FWIW that's my feeling too. It makes sense for "make test" to run the 
unit tests, but wrapping the unit tests in one or more shell scripts 
adds unnecessary complexity.

Best Wishes

Phillip
Jeff King Nov. 16, 2023, 8:02 p.m. UTC | #8
On Wed, Nov 15, 2023 at 01:28:49PM -0800, Josh Steadmon wrote:

> The first part is easy, but I don't see a good way to get both shell
> tests and unit tests executing under the same `prove` process. For shell
> tests, we pass `--exec '$(TEST_SHELL_PATH_SQ)'` to prove, meaning that
> we use the specified shell as an interpreter for the test files. That
> will not work for unit test executables.

Yes, it's unfortunate that you can't set the "exec" flag per-script
(especially because without --exec it will auto-detect the right thing,
but then of course it won't use TEST_SHELL_PATH). But we can intercept
and do it ourselves, like:

diff --git a/t/Makefile b/t/Makefile
index 225aaf78ed..0b7c028eea 100644
--- a/t/Makefile
+++ b/t/Makefile
@@ -61,7 +61,7 @@ failed:
 	test -z "$$failed" || $(MAKE) $$failed
 
 prove: pre-clean check-chainlint $(TEST_LINT)
-	@echo "*** prove ***"; $(CHAINLINTSUPPRESS) $(PROVE) --exec '$(TEST_SHELL_PATH_SQ)' $(GIT_PROVE_OPTS) $(T) :: $(GIT_TEST_OPTS)
+	@echo "*** prove ***"; TEST_SHELL_PATH='$(TEST_SHELL_PATH_SQ)' $(CHAINLINTSUPPRESS) $(PROVE) --exec ./run-test.sh $(GIT_PROVE_OPTS) $(T) $(UNIT_TESTS) :: $(GIT_TEST_OPTS)
 	$(MAKE) clean-except-prove-cache
 
 $(T):
diff --git a/t/run-test.sh b/t/run-test.sh
new file mode 100755
index 0000000000..69944029c8
--- /dev/null
+++ b/t/run-test.sh
@@ -0,0 +1,10 @@
+#!/bin/sh
+
+case "$1" in
+*.sh)
+	exec ${TEST_SHELL_PATH:-/bin/sh} "$@"
+	;;
+*)
+	exec "$@"
+	;;
+esac

You can actually do this inside the prove script using their plugin
interface, but the necessary bits are somewhat arcane.

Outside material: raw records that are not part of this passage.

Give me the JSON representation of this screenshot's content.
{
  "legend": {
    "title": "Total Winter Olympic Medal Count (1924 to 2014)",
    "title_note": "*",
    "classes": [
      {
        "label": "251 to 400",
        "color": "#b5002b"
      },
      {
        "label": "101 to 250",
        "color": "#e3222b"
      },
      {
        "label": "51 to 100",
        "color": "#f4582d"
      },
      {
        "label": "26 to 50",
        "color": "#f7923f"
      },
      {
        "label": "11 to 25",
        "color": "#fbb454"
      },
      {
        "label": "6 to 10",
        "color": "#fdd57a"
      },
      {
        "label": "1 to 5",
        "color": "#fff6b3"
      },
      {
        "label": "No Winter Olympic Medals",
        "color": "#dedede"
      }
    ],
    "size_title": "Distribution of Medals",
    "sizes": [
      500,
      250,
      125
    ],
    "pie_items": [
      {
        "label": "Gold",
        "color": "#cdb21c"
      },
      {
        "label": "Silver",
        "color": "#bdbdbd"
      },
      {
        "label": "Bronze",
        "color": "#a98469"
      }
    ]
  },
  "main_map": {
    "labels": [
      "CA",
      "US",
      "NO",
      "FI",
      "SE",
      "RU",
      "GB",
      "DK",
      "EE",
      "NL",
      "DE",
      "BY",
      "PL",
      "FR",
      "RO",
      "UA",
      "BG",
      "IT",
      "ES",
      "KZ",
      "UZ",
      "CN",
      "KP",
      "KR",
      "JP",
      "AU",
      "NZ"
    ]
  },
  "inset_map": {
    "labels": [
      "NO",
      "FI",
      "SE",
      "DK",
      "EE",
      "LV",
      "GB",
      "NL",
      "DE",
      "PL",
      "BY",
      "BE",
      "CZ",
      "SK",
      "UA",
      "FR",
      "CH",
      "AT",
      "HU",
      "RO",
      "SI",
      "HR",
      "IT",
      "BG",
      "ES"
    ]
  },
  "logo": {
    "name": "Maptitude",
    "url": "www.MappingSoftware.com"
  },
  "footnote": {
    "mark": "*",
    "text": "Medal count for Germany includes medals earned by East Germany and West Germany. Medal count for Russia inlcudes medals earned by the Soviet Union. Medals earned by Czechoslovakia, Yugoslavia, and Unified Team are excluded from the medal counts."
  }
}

> We could bundle all the unit tests into a single shell script, but then
> we lose parallelization and add hoops to jump through to determine what
> breaks. Or we could autogenerate a corresponding shell script to run
> each individual unit test, but that seems gross. Of course, these are
> hypothetical concerns for now, since we only have a single unit test at
> the moment.

We can't just stick them all in a single script; there must be exactly
one "plan" line in the TAP output from a given source. I had imagined
just manually adding a thin wrapper for each ("t9970-unit-strbuf" or
something). But it would also be easy to autogenerate them while
compiling. (Although all of that is moot with the wrapper I showed
above).

> There's also the issue that the shell test arguments we pass on from
> prove would be shared with the unit tests. That's fine for now, as
> t-strbuf doesn't accept any runtime arguments, but it's possible that
> either the framework or individual unit tests might grow to need
> arguments, and it might not be convenient to stay compatible with the
> shell tests.

Sharing the options between the two seems like a benefit to me. I'd
think that "-v" and "-i" would be useful, at least. Options which don't
apply (e.g., "--root") could be quietly ignored.

-Peff
Josh Steadmon Jan. 4, 2024, 11:54 p.m. UTC | #9
On 2023.11.16 09:42, Johannes Schindelin wrote:
> Hi Josh,
> 
> On Wed, 15 Nov 2023, Josh Steadmon wrote:

[snip]

> > If I was forced to pick a way to get everything under one process, I'd
> > lean towards autogenerating individual shell script wrappers for each
> > unit test. But I'm open to discussion, especially if people have other
> > approaches I haven't thought of.
> 
> One alternative would be to avoid running the unit tests via `prove` in
> the first place.
> 
> For example, we could use the helper from be5d88e11280 (test-tool
> run-command: learn to run (parts of) the testsuite, 2019-10-04) [*1*]. It
> would probably need a few improvements, but certainly no wizardry nor
> witchcraft would be required. It would also help on Windows, where running
> a simple test helper written in C is vastly faster than running a complex
> Perl script (which `prove` is).
> 
> Ciao,
> Johannes
> 
> Footnote *1*: I had always wanted to improve that test helper to the point
> where it could replace our use of `prove`, at least on Windows. It seems,
> however, that as of 4c2c38e800f3 (ci: modification of main.yml to use
> cmake for vs-build job, 2020-06-26) we do not use the helper at all
> anymore. Hopefully it can still be useful. 
diff mbox series

Patch

diff --git a/ci/lib.sh b/ci/lib.sh
index 6dfc90d7f53..307a8df0b5a 100755
--- a/ci/lib.sh
+++ b/ci/lib.sh
@@ -281,7 +281,7 @@  else
 fi
 
 MAKEFLAGS="$MAKEFLAGS --jobs=$JOBS"
-GIT_PROVE_OPTS="--timer --jobs $JOBS --state=failed,slow,save"
+GIT_PROVE_OPTS="--timer --jobs $JOBS"
 
 GIT_TEST_OPTS="$GIT_TEST_OPTS --verbose-log -x"
 case "$CI_OS_NAME" in